Published: Tue, March 14, 2017
Economy | By Melissa Porter

Pauline Hanson declares One Nation's WA election performance 'a fantastic result'

Pauline Hanson declares One Nation's WA election performance 'a fantastic result'

"Voters knew what they wanted to achieve, to change the government", the senior figure said.

Senator Hanson insisted the media was covering up the extent of the One Nation vote, saying her party had already picked up three seats, and "possibly another two".

And despite Pauline Hanson putting the boots into their new preference pals the Liberals for their abysmal showing in the WA election, One Nation have only themselves to blame.

One source noted the preference deal could only have been struck in WA - where the Liberal and National parties are not in a formal alliance - and said it could have made a difference to the result if the election were closer.

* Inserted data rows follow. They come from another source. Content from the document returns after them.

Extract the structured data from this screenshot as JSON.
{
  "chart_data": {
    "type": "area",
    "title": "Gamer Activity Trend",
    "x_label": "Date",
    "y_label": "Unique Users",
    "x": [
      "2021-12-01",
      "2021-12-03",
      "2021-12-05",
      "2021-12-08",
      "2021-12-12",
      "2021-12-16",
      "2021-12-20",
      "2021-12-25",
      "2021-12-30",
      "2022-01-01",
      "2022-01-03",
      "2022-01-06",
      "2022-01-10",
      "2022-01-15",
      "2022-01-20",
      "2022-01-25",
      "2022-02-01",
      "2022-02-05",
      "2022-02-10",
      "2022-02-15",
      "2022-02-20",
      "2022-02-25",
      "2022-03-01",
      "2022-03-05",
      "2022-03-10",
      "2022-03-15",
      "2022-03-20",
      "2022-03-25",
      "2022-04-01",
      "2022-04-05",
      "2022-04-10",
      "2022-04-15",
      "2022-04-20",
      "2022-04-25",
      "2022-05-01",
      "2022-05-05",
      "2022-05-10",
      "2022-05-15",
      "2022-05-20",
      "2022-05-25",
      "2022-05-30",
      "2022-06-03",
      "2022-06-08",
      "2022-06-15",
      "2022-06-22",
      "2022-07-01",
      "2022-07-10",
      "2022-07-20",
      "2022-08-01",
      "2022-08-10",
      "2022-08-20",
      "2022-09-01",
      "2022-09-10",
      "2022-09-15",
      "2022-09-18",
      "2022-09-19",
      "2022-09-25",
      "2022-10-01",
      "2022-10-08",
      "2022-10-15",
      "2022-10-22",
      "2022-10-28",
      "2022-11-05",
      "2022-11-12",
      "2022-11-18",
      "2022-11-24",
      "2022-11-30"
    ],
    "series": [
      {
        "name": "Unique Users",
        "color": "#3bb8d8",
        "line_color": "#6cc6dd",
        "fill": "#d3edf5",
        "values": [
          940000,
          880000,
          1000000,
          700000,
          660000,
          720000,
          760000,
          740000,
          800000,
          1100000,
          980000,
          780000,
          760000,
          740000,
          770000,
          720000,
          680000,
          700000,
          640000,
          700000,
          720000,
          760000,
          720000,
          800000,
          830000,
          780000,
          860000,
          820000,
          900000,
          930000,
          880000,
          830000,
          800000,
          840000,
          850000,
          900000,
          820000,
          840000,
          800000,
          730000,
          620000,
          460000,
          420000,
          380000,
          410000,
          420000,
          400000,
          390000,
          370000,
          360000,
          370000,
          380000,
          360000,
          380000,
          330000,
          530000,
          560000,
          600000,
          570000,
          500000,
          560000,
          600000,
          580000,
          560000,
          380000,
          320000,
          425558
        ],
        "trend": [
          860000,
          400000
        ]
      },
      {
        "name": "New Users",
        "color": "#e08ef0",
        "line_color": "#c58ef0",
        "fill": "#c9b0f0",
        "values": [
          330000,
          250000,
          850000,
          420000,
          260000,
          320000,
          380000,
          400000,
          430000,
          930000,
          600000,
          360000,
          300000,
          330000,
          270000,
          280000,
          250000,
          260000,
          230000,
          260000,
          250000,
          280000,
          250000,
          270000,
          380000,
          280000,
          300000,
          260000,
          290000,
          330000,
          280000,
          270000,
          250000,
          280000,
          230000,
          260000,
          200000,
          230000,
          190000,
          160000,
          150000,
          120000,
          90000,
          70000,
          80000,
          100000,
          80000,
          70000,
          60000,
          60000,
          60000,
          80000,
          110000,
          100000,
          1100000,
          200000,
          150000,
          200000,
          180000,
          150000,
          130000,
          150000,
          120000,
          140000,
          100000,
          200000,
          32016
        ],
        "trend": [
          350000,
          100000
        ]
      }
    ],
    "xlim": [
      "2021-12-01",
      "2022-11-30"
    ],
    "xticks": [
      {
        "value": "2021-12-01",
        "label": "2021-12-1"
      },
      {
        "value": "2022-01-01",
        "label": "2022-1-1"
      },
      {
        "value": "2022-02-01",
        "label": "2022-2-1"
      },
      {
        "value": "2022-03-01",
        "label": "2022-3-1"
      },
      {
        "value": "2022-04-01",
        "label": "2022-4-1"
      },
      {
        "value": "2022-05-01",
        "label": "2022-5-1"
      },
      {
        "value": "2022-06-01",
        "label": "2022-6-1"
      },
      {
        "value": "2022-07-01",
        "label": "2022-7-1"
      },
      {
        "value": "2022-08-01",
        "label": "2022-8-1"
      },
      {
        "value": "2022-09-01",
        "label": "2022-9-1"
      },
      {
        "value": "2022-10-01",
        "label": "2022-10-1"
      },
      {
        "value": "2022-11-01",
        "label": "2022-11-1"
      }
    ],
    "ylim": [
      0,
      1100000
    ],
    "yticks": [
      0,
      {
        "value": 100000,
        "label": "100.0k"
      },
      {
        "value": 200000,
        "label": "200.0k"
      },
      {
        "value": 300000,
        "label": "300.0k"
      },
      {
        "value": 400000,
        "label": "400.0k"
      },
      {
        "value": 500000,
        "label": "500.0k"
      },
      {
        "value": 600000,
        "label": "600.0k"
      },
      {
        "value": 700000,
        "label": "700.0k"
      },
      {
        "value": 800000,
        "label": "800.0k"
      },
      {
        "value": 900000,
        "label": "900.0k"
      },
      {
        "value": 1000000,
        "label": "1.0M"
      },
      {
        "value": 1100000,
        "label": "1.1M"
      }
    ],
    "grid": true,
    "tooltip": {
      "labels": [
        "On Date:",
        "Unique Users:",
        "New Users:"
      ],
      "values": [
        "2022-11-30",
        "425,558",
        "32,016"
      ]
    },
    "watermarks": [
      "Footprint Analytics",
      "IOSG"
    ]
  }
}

Weeks later, Newspoll forecast the party's vote had slumped to 8 per cent, in the wake of Senator Hanson's controversial statements questioning vaccinations and praising Russian president Vladimir Putin. "You've just got to take your medicine on that and move forward".

In the end, One Nation's assault on WA was a complete and utter shambles.

Before the vote, the governing Liberal party ditched its traditional allies to strike a deal with Hanson's party to swap preferences - a measure in Australia's voting system created to help both parties increase their presence in the new parliament.

"They did not tell people that their preferences were going to the Liberal Party as well".

Like the Liberals, One Nation disrespected their followers by assuming they would be happy jumping into bed with the Liberals.

However Mr Nicholls repeated his party's commitment to preference at the next election on a seat-by-seat basis.

Despite a poor showing in the WA election, One Nation could still make an impact on the upcoming Queensland poll, experts say. It was a mistake, ' she said.

Ms Hanson said the One Nation campaign was "rushed" and some disgruntled candidates had caused "havoc" during the campaign.

Underscoring the internal dissent, Nationals leader and Deputy Prime Minister Barnaby Joyce broke ranks and suggested the decision to ditch traditional conservative allies and swap preferences with One Nation had indeed been a factor in the defeat, leaving voters unsure who they were voting for.

All the imbroglio with regards to preferences means people start to over-assess and exaggerate what they think the support is of their new partner and they also just confuse their constituencies.

It is a crushing blow to the Liberal Party in arguably its strongest state and the impact will reverberate around the nation.

- with Matthew Knott and Fergus Hunter.